L’exemple du boycott de l’Afrique du Sud dont s’inspire la campagne Boycott, désinvestissement et sanctions (BDS) d’Israël, lancée par des organisations de la société civile palestinienne en 2005, est éclairant (voir Zahia El-Masri, « Solidarité Québec-Palestine », Relations, no 732, mai 2009). Le boycott est une action démocratique légitime. Il incite à suspendre sa coopération avec un pays qui persiste dans une entreprise jugée criminelle, afin de faire pression sur son gouvernement pour qu’il change de politique et sache que le statu quo entraînera de graves conséquences. Que les produits boycottés soient faits en Israël ou dans les territoires occupés, cela n’y change rien. Quand la France torturait durant la guerre d’Algérie – alors sa colonie –, les manifestations et les désobéissances civiles n’ont pas eu lieu seulement en Algérie « française » mais dans la métropole. Car l’action « politique » des citoyens vise avant tout le gouvernement. Mais pour cela, il est parfois nécessaire d’atteindre la population. L’appel de Gandhi au boycott des produits manufacturés anglais durant la lutte d’indépendance de l’Inde ne visait pas les compagnies comme telles, ni la population anglaise, mais, par leur entremise, le gouvernement britannique.

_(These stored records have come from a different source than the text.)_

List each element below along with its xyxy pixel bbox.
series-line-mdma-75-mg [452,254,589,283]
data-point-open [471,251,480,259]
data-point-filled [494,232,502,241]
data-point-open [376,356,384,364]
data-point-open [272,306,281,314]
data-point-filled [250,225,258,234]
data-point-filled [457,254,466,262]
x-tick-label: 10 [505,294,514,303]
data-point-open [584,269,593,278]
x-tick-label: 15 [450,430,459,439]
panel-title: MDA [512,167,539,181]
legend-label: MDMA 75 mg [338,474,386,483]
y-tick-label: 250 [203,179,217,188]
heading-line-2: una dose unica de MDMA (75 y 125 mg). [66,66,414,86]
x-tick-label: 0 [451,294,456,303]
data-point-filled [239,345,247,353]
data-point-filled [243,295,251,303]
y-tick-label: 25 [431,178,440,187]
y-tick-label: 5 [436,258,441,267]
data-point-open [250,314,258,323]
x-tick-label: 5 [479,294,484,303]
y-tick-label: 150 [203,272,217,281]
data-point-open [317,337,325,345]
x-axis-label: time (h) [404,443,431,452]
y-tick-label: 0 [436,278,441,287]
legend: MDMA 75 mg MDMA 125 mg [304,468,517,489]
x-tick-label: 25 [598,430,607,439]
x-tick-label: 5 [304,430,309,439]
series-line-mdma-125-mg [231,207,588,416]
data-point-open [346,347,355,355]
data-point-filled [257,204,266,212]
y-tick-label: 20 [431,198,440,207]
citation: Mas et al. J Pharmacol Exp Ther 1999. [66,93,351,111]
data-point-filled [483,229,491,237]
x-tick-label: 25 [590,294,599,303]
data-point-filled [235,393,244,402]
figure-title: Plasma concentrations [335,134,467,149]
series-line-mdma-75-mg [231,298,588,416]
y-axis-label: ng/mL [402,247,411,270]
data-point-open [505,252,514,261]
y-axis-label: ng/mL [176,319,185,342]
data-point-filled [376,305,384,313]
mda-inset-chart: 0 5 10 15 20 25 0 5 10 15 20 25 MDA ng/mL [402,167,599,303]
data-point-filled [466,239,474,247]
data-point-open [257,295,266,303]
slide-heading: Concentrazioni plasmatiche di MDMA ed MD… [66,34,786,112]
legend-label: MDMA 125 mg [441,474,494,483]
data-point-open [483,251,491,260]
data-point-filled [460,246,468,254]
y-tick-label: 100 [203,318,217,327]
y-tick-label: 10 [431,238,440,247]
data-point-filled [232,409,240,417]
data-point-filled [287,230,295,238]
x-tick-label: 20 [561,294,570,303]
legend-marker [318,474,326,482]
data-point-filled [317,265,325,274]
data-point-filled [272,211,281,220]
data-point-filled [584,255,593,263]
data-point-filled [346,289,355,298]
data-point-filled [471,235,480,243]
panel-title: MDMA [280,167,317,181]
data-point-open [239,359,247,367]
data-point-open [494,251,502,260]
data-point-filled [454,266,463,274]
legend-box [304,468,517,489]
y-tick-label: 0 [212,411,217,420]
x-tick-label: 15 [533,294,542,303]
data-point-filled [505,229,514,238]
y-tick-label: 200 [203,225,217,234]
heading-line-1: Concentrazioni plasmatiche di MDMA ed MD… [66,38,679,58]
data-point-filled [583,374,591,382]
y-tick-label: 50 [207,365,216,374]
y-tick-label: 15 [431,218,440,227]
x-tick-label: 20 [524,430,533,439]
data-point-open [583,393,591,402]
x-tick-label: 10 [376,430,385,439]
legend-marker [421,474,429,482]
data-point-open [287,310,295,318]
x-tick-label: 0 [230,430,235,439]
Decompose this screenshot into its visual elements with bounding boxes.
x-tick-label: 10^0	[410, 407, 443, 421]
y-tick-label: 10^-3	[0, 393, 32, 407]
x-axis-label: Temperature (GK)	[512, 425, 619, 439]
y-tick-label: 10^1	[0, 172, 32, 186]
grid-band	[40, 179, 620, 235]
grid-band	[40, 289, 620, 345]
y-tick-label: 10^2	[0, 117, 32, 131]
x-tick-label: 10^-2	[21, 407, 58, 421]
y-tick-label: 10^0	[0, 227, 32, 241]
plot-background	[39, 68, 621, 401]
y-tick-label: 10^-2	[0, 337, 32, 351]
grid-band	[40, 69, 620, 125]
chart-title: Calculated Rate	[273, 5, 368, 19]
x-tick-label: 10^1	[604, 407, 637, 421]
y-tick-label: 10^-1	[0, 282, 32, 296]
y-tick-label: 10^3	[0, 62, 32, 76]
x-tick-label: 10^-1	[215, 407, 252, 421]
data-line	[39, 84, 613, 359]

Le boycott est une arme pacifique qui fait mal, c’est pourquoi on cherchera à le discréditer par tous les moyens. Des accusations d’antisémitisme ont d’ailleurs été lancées en France par des organisations pro-israéliennes contre 80 militants participant au boycott afin de court-circuiter la campagne.

Certes, le choix de prendre pour cible un petit commerce de chaussures est certainement discutable. Car il prête flanc précisément aux propos démagogiques qui n’ont d’autres visées que de détourner les regards des véritables enjeux. Mais, au Québec, la campagne est à ses débuts. De nombreuses organisations sociales, syndicales, religieuses – notamment le Centre justice et foi et Relations – ont manifesté leur intérêt à appuyer le boycott. De grandes chaînes commerciales pourraient prochainement être la cible de la campagne BDS. Les privilégier permettrait de rendre manifeste un des principaux objectifs du boycott : quand l’injustice perdure et s’aggrave et que nos gouvernements ne font rien pour que cela cesse, les citoyens ont la responsabilité d’agir.